In emergency situations people do not act like they normally would and our emergency workers understand that and are trained for panicking people.

Yet, there are times that people are not in that "life or death" situation and instead of being thankful and respectful to those who have come to help them, they are rude and disrespectful.

This tragic story from Robstown, TX shows a family of faith and hope.  There strength is inspiring. 
The Rojas family lost their home to a fire caused by Hurricane Harvey.  They are migrant workers who have worked for years to build a life in America.

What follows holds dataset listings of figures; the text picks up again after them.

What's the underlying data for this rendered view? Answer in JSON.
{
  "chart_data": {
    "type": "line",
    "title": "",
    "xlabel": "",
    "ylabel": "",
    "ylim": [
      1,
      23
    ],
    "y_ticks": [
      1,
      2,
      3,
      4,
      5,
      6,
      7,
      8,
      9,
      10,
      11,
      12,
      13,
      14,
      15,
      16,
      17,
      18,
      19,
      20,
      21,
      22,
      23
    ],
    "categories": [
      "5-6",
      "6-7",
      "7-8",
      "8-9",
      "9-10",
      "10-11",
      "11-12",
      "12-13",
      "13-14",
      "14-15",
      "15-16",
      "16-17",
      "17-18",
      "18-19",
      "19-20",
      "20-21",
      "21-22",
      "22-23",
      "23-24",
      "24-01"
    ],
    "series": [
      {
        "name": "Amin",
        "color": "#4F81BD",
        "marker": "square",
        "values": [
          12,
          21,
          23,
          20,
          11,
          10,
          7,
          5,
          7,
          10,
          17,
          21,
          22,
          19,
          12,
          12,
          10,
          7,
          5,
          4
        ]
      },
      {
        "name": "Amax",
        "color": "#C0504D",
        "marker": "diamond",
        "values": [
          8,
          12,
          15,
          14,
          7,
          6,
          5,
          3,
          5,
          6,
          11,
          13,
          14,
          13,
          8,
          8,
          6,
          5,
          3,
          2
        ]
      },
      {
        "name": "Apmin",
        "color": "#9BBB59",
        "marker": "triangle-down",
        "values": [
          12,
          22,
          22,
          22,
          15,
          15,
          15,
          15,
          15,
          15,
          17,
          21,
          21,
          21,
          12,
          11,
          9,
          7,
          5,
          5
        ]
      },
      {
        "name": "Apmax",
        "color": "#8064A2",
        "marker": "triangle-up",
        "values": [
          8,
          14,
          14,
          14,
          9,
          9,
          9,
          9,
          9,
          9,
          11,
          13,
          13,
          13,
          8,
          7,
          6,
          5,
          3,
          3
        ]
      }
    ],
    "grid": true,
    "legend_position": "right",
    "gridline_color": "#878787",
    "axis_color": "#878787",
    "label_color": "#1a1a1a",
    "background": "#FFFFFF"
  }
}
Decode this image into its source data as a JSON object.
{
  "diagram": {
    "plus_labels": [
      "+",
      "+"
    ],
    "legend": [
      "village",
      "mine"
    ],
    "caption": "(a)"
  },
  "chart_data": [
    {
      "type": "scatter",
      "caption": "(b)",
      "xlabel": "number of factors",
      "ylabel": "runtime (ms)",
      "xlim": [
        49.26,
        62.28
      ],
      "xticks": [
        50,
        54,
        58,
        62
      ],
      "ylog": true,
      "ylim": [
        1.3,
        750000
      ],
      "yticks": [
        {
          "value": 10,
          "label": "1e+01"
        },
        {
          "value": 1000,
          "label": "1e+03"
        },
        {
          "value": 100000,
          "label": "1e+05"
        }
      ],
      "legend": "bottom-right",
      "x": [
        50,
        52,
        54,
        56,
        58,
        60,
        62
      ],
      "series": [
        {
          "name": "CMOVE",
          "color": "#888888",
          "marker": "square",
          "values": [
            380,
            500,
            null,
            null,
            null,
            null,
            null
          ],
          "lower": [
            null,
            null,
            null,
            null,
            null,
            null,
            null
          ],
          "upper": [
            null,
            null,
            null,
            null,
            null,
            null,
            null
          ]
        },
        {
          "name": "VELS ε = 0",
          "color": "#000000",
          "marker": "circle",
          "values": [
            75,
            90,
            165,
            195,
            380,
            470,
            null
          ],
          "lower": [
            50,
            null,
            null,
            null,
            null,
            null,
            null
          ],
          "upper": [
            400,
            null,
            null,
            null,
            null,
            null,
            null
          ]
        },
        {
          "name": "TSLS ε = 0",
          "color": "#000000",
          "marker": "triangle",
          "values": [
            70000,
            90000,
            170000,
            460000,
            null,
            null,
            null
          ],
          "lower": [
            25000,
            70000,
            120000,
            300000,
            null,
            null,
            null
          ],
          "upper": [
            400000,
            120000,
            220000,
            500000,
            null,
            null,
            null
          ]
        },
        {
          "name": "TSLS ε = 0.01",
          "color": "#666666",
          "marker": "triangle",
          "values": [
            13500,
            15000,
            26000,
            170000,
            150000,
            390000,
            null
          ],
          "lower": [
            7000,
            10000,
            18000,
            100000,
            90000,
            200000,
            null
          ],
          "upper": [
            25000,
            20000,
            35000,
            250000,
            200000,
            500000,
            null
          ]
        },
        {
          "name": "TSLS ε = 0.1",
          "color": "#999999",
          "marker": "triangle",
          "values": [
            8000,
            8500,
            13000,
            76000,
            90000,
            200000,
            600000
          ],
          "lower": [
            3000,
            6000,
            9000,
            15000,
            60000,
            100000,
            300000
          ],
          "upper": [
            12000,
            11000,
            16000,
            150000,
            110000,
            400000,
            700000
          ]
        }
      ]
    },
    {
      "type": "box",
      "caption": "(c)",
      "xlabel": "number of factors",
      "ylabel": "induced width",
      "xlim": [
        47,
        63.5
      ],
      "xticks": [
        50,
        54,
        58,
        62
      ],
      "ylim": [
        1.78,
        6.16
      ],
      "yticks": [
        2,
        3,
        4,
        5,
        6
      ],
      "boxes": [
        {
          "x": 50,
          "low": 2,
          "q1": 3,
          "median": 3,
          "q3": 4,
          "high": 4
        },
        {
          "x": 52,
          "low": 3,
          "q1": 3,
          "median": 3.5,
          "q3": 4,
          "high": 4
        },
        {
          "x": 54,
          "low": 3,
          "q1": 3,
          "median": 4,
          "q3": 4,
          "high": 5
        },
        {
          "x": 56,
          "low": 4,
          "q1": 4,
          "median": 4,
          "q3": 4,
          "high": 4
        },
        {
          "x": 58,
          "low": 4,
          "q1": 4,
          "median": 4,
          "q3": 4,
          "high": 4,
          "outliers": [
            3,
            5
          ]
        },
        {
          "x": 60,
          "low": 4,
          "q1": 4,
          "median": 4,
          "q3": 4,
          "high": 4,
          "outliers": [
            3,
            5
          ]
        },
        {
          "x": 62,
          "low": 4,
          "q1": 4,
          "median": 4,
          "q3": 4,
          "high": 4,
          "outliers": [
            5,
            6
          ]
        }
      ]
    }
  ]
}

So what is Emergency Etiquette?  the customary code of polite behavior in emergency situation.

Here are a few guidelines that might help you weather the next disaster/emergency.

1. Watch the weather well in advance. Remember, weather forecasters are just that, forecasters.  They canNOT tell us what a storm is going to do.  Weathermen/women use their best computer programs and knowledge to make an educated forecast, but it is not guaranteed.

2. "They've said a hundred times a tornado is coming and it never has." Don't be one of those people who say that because they've been fine in the past they will be fine now.  Each storm is different and could be the one to break the "I've been fine" record you may have.

3. Know where your shelters are located.  Go talk to the people in charge of the shelter, before a disaster, to find out how many people they can hold and how long they can provide assistance before they run out of supplies.  You may flee to a shelter only to find out they only have enough supplies for one week for 100 people.  Then what will you do?  What is your plan?

4. It is not the government's responsibility to save you. Many American's have this mentality that says the gov't is supposed to bail them out of every problem.  You are responsible for you so get educated. Get prepared.  Do your part to stay safe.  Once you've exhausted all your resources then turn to others for help. Don't be the first one to say, "I didn't know!  We have no food!  I don't know what to do!"

5. We've always heard that we should have two weeks of food storage in case of an emergency.  There is a list of items that we should have in a bucket at home and another bucket in out vehicle.  For a list please go to and

6. If you family is split up do you have a place to meet?

7. Do you have a weather radio?  Extra batteries?  Cell phone battery extenders?

8. When calling for non-emergency aid, please say please. Remember, you aren't the only one needing help.  There are many who do.  Be patient and see what you can do to make it less stressful for those who are risking their life to save you.

9. Many people who go out to aid in rescue operations are volunteers. They are risking their life to save yours. It is not their fault you are trapped by a flood or other emergency. They have to make a plan to save you that will not put others in jeopardy.  Most of these first responders are trained to assess a situation and implement a rescue plan. It helps them do their job if you aren't panicking and being rude.

10. My son, daughter-in-law, and son-in-law are all some of the people who might save you.  Keep my family safe, also.  I want to see them and you tomorrow, after the emergency.